Dreyfus, apparently, has found a copy of the bill at the same time the government wanted Andrew Wilkie, who in October unveiled his own whistleblower protection bill he’d drafted with help from Professor AJ Brown of Griffith University and Melbourne University’s Dr Suelette Dreyfus, to back its media reform package.
The government’s whistleblower protection bill has taken so long, Dreyfus has gone from the humble backbencher who chaired the committee looking at whistleblower issues in 2008 to attorney-general, all in the time it has taken to respond to his report. This morning, Dreyfus dismissed any link between media reform and the sudden appearance of the bill. And, to be fair, the government did say after Wilkie revealed his bill last year that it would introduce a bill “early in the new year”. March is kinda early.
The other key shift to secure passage of the media package is, reportedly, replacing a single Public Interest Media Advocate with a panel — the PIMAs? — itself appointed by a larger panel of eminent persons.
With any luck, that larger panel will itself be appointed by a still larger group of slightly-less eminent people — and so on, ad infinitum. It’s panels all the way down, young man.
The problem is, replacing a single decision-maker with a group of decision-makers does nothing to address the core problem of a public interest test, that it is uncertain and subjective. This is why it offers no certainty to investors or media proprietors about whether transactions will be approved, and no certainty to Australians who want what little media diversity we have left protected. One person’s call on what the public interest and media diversity is, or three people’s call, still remains a subjective take.
It also outsources the problem. There’s a deeper issue here. No one, not even the Convergence Review authors who recommended a public interest test, trusts politicians to properly administer it. That’s the system they have in England and it saw a Murdoch mate, Tory minister Jeremy Hunt, come within days of ticking off on News Corp’s bid for BSkyB before the worst of the phone-hacking scandal engulfed the company. But at least politicians have to regularly face voters. “Eminent people” sound fine, but who voted for them to make such significant decisions?
And perhaps we should outsource more significant decisions so that politicians won’t let political considerations interfere with them. We’ve already done it with monetary policy. What about fiscal policy? Foreign investment? Going to war? That may or may not be a good idea — the problem is, there’s no thought or consistency given to how we correlate democratic accountability and the making of controversial Big Decisions. People generally prefer “eminent people” if they don’t like the sorts of decisions politicians make, and vice versa.
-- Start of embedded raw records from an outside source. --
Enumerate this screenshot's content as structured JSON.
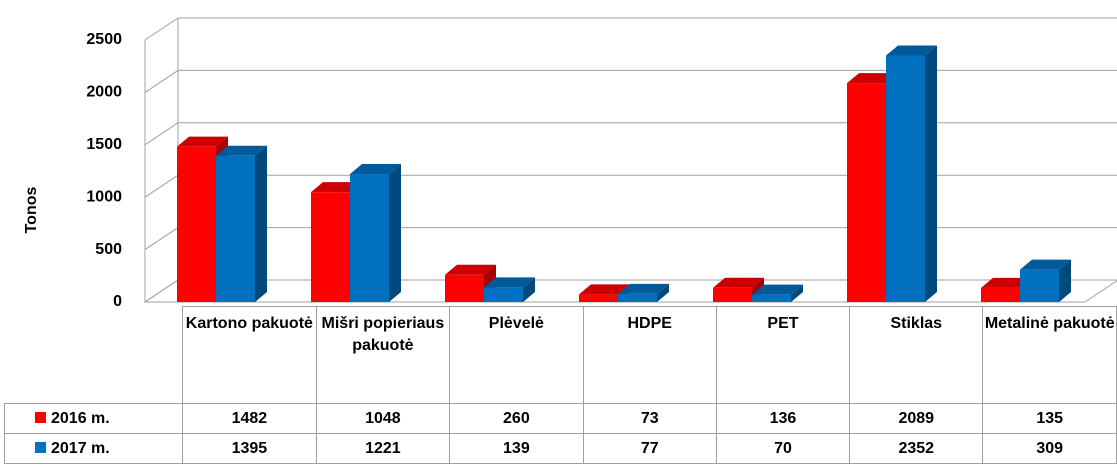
{
  "chart_data": {
    "type": "bar3d",
    "y_label": "Tonos",
    "categories": [
      "Kartono pakuotė",
      "Mišri popieriaus pakuotė",
      "Plėvelė",
      "HDPE",
      "PET",
      "Stiklas",
      "Metalinė pakuotė"
    ],
    "series": [
      {
        "name": "2016 m.",
        "color": "#ff0000",
        "values": [
          1482,
          1048,
          260,
          73,
          136,
          2089,
          135
        ]
      },
      {
        "name": "2017 m.",
        "color": "#0070c0",
        "values": [
          1395,
          1221,
          139,
          77,
          70,
          2352,
          309
        ]
      }
    ],
    "ylim": [
      0,
      2500
    ],
    "yticks": [
      0,
      500,
      1000,
      1500,
      2000,
      2500
    ],
    "grid": true
  }
}
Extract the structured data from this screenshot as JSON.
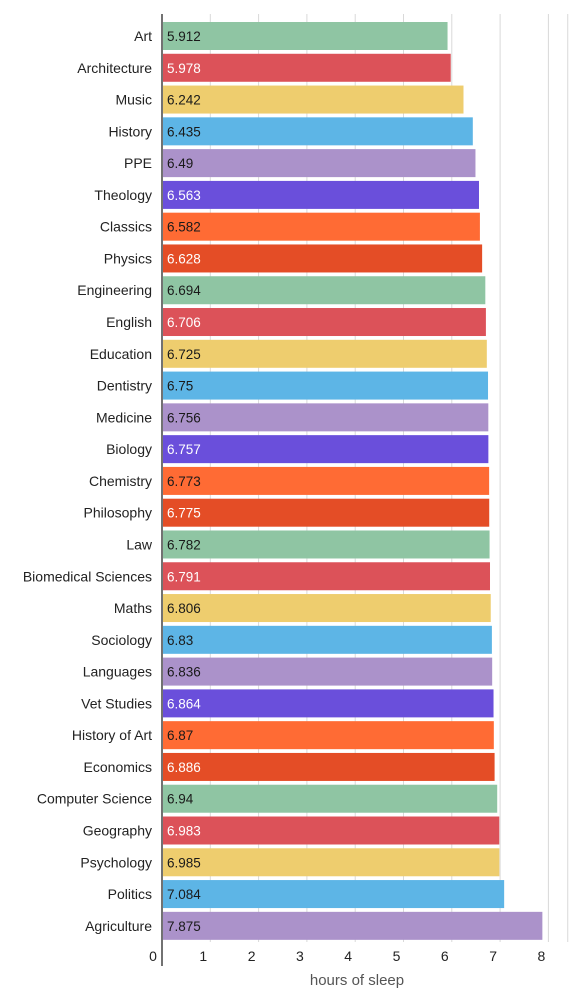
{
  "chart_data": {
    "type": "bar",
    "orientation": "horizontal",
    "xlabel": "hours of sleep",
    "xlim": [
      0,
      8.4
    ],
    "xticks": [
      0,
      1,
      2,
      3,
      4,
      5,
      6,
      7,
      8
    ],
    "grid": true,
    "categories": [
      "Art",
      "Architecture",
      "Music",
      "History",
      "PPE",
      "Theology",
      "Classics",
      "Physics",
      "Engineering",
      "English",
      "Education",
      "Dentistry",
      "Medicine",
      "Biology",
      "Chemistry",
      "Philosophy",
      "Law",
      "Biomedical Sciences",
      "Maths",
      "Sociology",
      "Languages",
      "Vet Studies",
      "History of Art",
      "Economics",
      "Computer Science",
      "Geography",
      "Psychology",
      "Politics",
      "Agriculture"
    ],
    "values": [
      5.912,
      5.978,
      6.242,
      6.435,
      6.49,
      6.563,
      6.582,
      6.628,
      6.694,
      6.706,
      6.725,
      6.75,
      6.756,
      6.757,
      6.773,
      6.775,
      6.782,
      6.791,
      6.806,
      6.83,
      6.836,
      6.864,
      6.87,
      6.886,
      6.94,
      6.983,
      6.985,
      7.084,
      7.875
    ],
    "value_labels": [
      "5.912",
      "5.978",
      "6.242",
      "6.435",
      "6.49",
      "6.563",
      "6.582",
      "6.628",
      "6.694",
      "6.706",
      "6.725",
      "6.75",
      "6.756",
      "6.757",
      "6.773",
      "6.775",
      "6.782",
      "6.791",
      "6.806",
      "6.83",
      "6.836",
      "6.864",
      "6.87",
      "6.886",
      "6.94",
      "6.983",
      "6.985",
      "7.084",
      "7.875"
    ],
    "palette": [
      "#8fc5a3",
      "#dc5259",
      "#eecd6e",
      "#5db5e6",
      "#ab92ca",
      "#6a4fdb",
      "#ff6b34",
      "#e44d26"
    ],
    "label_colors": [
      "#1a1a1a",
      "#ffffff",
      "#1a1a1a",
      "#1a1a1a",
      "#1a1a1a",
      "#ffffff",
      "#1a1a1a",
      "#ffffff"
    ]
  }
}
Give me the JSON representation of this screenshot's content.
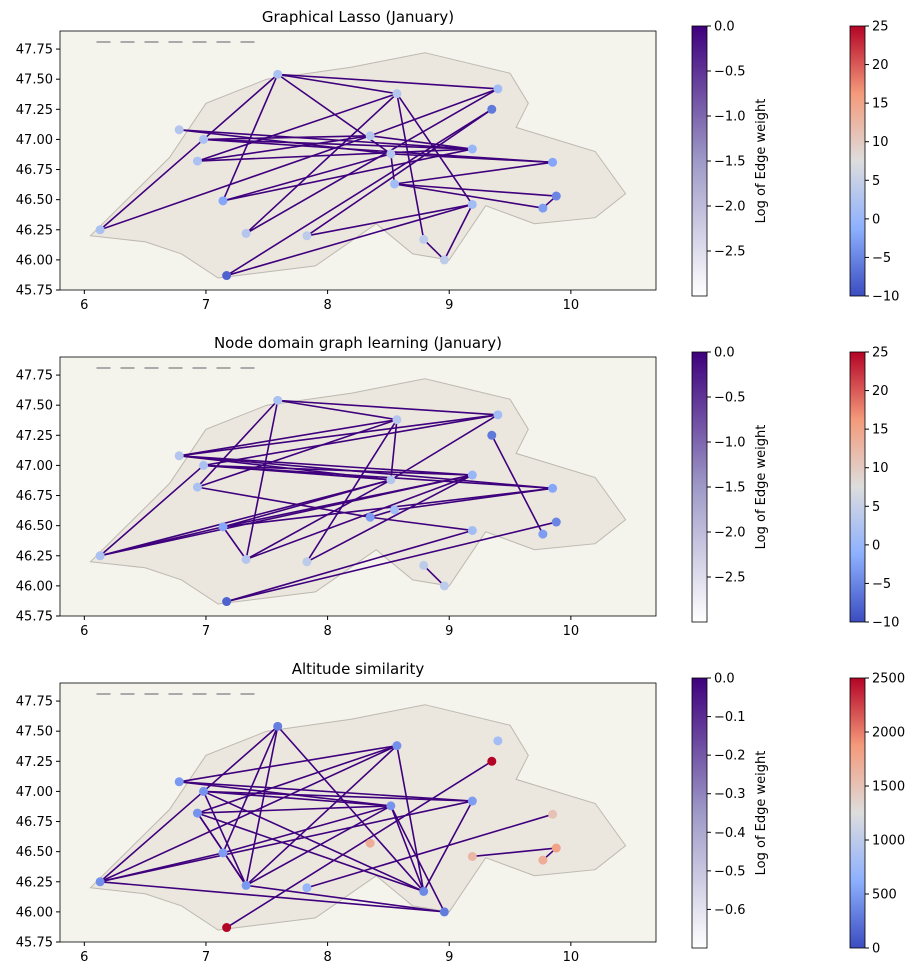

Supporters of a public interest test are convinced it will protect what’s left of our media diversity. But they will be terribly disappointed once the first pro-merger decision is made. After that, what then?
While the media complain about the legislation attacking freedom of speech we only need to look at what they have done with on-line comments/opinions pages in restricting the comments from the public. Even almost effectively closing Punch to comment and comments almost limited to fluff pieces.
Well we have a foreign investment board applying a public interest test to overseas investments. Its decisions are controversial enough for Chinese authorities and companies to complain. A competition test applies to company mergers but, given the lack of competition in Australian main stream media (dominated by 3 owners) it should never approve a merger. Perhaps “diversity of viewpoints” deserves its own decision making body but we can fear stacking of “eminent persons”, as has occurred with the ABC board. That is the real danger of a specialised body to deal with media mergers.
You in the media may be amused to know that where the “press” is concerned it is much like art; We might not know what we like, but we sure do know what we dont like and we know crap when we see it.
It would be nice to see what we want to see not what we are told to see by an disgraced american whose publishing practices are already the subject of legal proceedings on two continents.
How the hell is he a fit person to tell us what we can and cant see anyway?
This whole fiasco is yet more confirmation that the federal government has no vision and is focused only on short term expediency and the poor policy that is the result. Their visceral hatred of Murdoch has positioned them as an interested party in the control of what the press is allowed to publish. All those sound bites about “the hate media” that seemed so smart and clever at the time, are coming home to roost.
So in spite of heartfelt pleas that the PIMA is a small regulatory intervention, no one trusts Conroy or the ALP on this matter. While we have a minister of communications who continually complains about media comment that criticises him, few are willing to hand him an ability to control that comment.
Get a grip DAvid, noone in jackboots is coming for you.